Reply's are intended solely for informational purposes. They are based on personal opinions, experience, or research and are "not to be taken as fact or legal advice", otherwise, always consult an attorney or a doctor.
Reply
02-12-2009, 08:13 PM,
#9
RE: Carpal Tunnel
I have recurring carpal tunnel/RSD. I do not know but whoever told you that Carpal tunnel is NOT a work related injury they are full of S&&*. If you are working with your hands and your job requires repetition then more than likely it is a wc injury. Especially seeing you work with a register and bagging all day as it is repetition all day with your hands. That surgery should of been accepted in my view.

When I first had my surgery I used my own insurance because I was not sure why and what the pains were in my hands. This was 11 yrs. ago. It was when I first started using the computer. I was asked from my IC if it was work related and if so to fill out the paperwork. I never got back to them on it and just like I said had my insurace cover it.

2 yrs. ago after drawing blood, working with my hands in pain that they got so bad that I dropped a needle and wanted to just go home I was forced to fill out a wc form and see their doctor. I have now had many diagnosis and ortho doctors refuse to repeat the surgery for fear I may lose all use of my hand ( dominant). I have a permanent impairment from my occupational wc doctor that was 32% and the WC insurance sent me to their doctor and brought my rating down to 10%. Stopped paying for my pain meds because he claimed you do not need pain meds for recurring carpal tunnel. I now have my own insurance pay for my meds. and continue to go to pain management and work 40 hours a week within my restrictions.

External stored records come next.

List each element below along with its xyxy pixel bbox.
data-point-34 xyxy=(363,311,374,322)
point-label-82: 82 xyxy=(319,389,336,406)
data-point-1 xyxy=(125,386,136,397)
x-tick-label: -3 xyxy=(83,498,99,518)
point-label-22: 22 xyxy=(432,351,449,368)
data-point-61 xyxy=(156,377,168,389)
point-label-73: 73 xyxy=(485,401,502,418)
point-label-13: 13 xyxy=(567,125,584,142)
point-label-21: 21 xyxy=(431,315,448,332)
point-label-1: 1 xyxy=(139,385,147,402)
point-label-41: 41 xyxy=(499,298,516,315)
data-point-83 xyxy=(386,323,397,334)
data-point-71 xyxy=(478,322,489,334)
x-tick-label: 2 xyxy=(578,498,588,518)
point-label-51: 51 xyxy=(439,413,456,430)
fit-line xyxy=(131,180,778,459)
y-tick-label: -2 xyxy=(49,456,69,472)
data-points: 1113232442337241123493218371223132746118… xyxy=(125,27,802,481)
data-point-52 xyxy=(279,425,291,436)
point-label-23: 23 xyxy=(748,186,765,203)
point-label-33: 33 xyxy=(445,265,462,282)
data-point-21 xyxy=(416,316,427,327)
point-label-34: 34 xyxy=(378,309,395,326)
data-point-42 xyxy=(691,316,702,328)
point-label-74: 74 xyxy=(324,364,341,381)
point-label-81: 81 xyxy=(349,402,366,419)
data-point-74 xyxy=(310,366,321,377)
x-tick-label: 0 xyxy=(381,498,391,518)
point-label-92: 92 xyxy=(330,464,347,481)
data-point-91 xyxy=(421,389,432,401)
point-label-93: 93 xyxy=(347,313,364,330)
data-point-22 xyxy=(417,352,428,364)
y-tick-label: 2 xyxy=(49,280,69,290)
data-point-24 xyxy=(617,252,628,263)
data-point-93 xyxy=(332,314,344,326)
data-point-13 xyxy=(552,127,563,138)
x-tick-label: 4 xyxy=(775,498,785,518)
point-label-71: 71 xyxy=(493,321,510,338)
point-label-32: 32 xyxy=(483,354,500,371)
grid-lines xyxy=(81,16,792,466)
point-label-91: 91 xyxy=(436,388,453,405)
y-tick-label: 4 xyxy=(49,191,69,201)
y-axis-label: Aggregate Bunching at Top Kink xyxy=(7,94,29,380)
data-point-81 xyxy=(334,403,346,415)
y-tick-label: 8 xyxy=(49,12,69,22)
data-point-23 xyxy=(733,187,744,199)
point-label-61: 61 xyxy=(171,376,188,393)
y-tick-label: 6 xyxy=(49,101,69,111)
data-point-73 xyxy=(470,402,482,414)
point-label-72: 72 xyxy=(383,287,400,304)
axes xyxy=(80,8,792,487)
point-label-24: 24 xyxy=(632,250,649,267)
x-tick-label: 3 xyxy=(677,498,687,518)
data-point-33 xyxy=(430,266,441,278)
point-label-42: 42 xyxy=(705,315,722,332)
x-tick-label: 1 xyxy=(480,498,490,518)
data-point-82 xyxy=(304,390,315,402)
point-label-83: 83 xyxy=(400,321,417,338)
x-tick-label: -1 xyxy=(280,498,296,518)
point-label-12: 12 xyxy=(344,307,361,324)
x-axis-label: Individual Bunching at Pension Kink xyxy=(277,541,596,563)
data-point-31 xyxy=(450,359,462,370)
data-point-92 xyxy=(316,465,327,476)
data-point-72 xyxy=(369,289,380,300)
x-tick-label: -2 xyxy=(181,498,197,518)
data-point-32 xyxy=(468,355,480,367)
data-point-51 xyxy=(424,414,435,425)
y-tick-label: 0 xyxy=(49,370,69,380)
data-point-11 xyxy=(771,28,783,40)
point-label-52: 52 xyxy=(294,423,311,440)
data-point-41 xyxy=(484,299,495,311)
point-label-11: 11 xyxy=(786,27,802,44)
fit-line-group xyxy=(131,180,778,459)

I received a permanent impairment award for my 10% loss because the judge found the wc doctor more credible and got an award of 7,500.00. I did not have a lawyer as I had no trouble up until the time of rating percentage dispute. I did not want to get a lawyer involved only to probably get another 5,000.00 and my medication paid for. All I care is that my treatment is paid for. It is and I go to PM every month for different treatment options.

If I were you , I would NOT settle right now and I would get a wc lawyer and try to get the other hand done through wc. I am having trouble now with my left also after using it more now because I am compensating by using it instead of my dominant hand. I would have to disagree that it is NOT a work related injury if you use your hands at work. This is of course my opinion and would fight it.
carpal tunnel recurrence/ neuropathy / RSD.